Grain-oriented electrical steel usually has a silicon amount of 3% (Si:11Fe). It is processed in such a way that this optimal properties are created in the rolling direction, as a result of tight control (proposed by Norman P. Goss) of the crystal orientation relative to the sheet. The magnetic flux density is increased by 30% in the coil rolling direction, although its magnetic saturation is decreased by 5%. It is employed for the cores of power and distribution transformers, cold-rolled grain-oriented steel is normally abbreviated to CRGO.
CRGO is often provided by the producing mills in coil form and needs to be cut into “laminations”, which are then used to create a transformer core, which can be an important part of any transformer. Grain-oriented steel is commonly used in large power and distribution transformers and then in certain audio output transformers.
CRNGO is less costly than cut to length. It is actually used when expense is more significant than efficiency as well as for applications where direction of magnetic flux is not really constant, like electric motors and generators with moving parts. You can use it if you have insufficient space to orient components to make use of the directional properties of grain-oriented electrical steel.

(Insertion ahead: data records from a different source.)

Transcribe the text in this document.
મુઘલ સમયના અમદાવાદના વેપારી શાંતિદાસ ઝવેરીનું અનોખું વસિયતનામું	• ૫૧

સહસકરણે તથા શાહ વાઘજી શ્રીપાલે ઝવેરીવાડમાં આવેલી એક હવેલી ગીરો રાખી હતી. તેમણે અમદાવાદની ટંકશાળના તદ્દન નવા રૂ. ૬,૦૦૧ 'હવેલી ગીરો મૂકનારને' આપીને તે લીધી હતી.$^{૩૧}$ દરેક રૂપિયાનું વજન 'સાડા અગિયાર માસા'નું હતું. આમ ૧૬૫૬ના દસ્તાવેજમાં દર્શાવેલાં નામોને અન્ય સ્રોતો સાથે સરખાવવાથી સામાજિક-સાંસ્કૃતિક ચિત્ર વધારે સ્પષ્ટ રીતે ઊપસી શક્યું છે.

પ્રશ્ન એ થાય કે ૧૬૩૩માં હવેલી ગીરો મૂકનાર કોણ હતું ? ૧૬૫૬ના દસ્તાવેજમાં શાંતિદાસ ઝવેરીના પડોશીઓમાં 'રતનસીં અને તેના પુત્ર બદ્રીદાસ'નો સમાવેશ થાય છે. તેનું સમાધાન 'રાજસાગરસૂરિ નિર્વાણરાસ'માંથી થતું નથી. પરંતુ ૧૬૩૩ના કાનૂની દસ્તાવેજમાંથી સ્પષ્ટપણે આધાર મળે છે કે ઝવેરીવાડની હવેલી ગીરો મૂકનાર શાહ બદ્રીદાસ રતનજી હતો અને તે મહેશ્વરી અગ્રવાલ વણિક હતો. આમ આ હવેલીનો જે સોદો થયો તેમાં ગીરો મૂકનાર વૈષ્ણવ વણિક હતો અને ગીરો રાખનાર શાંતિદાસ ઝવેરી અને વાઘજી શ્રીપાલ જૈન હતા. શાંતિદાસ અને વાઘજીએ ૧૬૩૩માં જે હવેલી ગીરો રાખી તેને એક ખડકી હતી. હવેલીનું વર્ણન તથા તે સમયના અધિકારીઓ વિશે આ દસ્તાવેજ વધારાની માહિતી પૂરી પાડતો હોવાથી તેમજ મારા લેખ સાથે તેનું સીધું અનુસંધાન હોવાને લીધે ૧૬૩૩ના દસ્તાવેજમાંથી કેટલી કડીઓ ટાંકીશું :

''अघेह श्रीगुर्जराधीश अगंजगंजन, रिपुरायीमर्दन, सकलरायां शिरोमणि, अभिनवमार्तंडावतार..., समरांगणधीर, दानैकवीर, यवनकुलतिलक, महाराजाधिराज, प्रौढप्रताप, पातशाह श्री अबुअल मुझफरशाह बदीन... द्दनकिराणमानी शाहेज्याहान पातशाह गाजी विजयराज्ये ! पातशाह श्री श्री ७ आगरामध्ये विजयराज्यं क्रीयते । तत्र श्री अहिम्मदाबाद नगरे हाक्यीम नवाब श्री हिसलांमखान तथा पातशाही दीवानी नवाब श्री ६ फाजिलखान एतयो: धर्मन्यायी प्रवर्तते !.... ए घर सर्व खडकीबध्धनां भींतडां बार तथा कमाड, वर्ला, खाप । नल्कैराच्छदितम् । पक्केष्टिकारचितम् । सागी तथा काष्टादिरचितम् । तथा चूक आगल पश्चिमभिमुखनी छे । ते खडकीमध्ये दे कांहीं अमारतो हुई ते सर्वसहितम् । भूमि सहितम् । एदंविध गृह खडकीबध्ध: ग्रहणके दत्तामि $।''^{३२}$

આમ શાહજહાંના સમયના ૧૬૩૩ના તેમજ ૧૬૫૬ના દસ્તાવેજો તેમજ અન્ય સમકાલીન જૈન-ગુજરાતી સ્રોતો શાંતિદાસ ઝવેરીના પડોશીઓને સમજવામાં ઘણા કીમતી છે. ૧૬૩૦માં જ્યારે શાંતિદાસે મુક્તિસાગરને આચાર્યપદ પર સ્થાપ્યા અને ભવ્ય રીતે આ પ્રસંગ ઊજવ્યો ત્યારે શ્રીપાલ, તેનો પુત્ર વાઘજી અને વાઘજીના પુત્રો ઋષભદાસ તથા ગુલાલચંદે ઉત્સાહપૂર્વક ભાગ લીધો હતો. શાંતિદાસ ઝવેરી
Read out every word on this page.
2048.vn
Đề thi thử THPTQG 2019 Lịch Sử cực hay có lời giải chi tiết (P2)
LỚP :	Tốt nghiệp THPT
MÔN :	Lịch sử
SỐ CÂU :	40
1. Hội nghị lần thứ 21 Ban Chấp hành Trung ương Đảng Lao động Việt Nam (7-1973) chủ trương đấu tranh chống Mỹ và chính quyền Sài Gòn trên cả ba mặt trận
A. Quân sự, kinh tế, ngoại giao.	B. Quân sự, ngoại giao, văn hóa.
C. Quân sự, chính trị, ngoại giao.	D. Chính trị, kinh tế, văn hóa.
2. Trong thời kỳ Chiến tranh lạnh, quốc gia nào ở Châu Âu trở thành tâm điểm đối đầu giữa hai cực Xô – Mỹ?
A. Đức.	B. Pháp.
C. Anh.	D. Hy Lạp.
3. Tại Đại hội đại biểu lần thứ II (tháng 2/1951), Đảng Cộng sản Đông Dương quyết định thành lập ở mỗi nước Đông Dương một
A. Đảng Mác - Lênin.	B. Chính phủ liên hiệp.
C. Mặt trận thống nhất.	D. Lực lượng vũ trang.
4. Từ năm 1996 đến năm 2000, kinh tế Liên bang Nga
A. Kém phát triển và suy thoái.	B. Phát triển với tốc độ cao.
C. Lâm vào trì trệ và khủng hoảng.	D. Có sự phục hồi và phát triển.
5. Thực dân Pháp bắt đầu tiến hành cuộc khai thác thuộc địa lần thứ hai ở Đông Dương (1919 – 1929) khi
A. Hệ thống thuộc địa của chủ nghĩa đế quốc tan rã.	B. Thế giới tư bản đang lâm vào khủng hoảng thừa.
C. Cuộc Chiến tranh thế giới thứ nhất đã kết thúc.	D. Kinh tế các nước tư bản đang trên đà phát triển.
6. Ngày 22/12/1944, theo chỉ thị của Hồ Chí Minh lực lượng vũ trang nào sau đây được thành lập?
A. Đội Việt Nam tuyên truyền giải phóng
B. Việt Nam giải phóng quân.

This product can be a metallic glass prepared by pouring molten alloy steel onto a rotating cooled wheel, which cools the metal for a price around one megakelvin per second, so quickly that crystals will not form. Amorphous steel is limited to foils of around 50 µm thickness. It has poorer mechanical properties and also as of 2010 it costs about double the amount as conventional steel, so that it is inexpensive exclusively for some distribution-type transformers.Transformers with amorphous steel cores can have core losses of a single-third those of conventional electrical steels.
Electrical steel is normally coated to increase electrical resistance between laminations, reducing eddy currents, to provide potential to deal with corrosion or rust, as well as to serve as a lubricant during die cutting. There are numerous coatings, organic and inorganic, as well as the coating used depends upon the effective use of the steel. The particular coating selected depends on the warmth management of the laminations, regardless of if the finished lamination is going to be immersed in oil, and the working temperature in the finished apparatus. Very early practice would be to insulate each lamination with a layer of paper or possibly a varnish coating, but this reduced the stacking factor from the core and limited the highest temperature of your core.
The magnetic properties of electrical steel are reliant on heat treatment, as enhancing the average crystal size decreases the hysteresis loss. Hysteresis loss depends upon a regular test and, for common grades of electrical steel, may vary from about 2 to 10 watts per kilogram (1 to 5 watts per pound) at 60 Hz and 1.5 tesla magnetic field strength.
Electrical steel can be delivered in a semi-processed state so that, after punching the final shape, one final heat treatment can be applied to produce the normally required 150-micrometer grain size. Fully processed electrical steel is often delivered having an insulating coating, full heat treatment, and defined magnetic properties, for dexupky53 where punching does not significantly degrade the electrical steel properties. Excessive bending, incorrect heat treatment, and even rough handling can adversely affect electrical steel’s magnetic properties and could also increase noise due to magnetostriction.
The magnetic properties of electrical steel are tested utilizing the internationally standard Epstein frame method.
Electrical steel is more costly than mild steel-in 1981 it was greater than twice the charge by weight.
The actual size of magnetic domains in crgo cutting machine could be reduced by scribing the surface of the sheet by using a laser, or mechanically. This greatly lessens the hysteresis losses within the assembled core.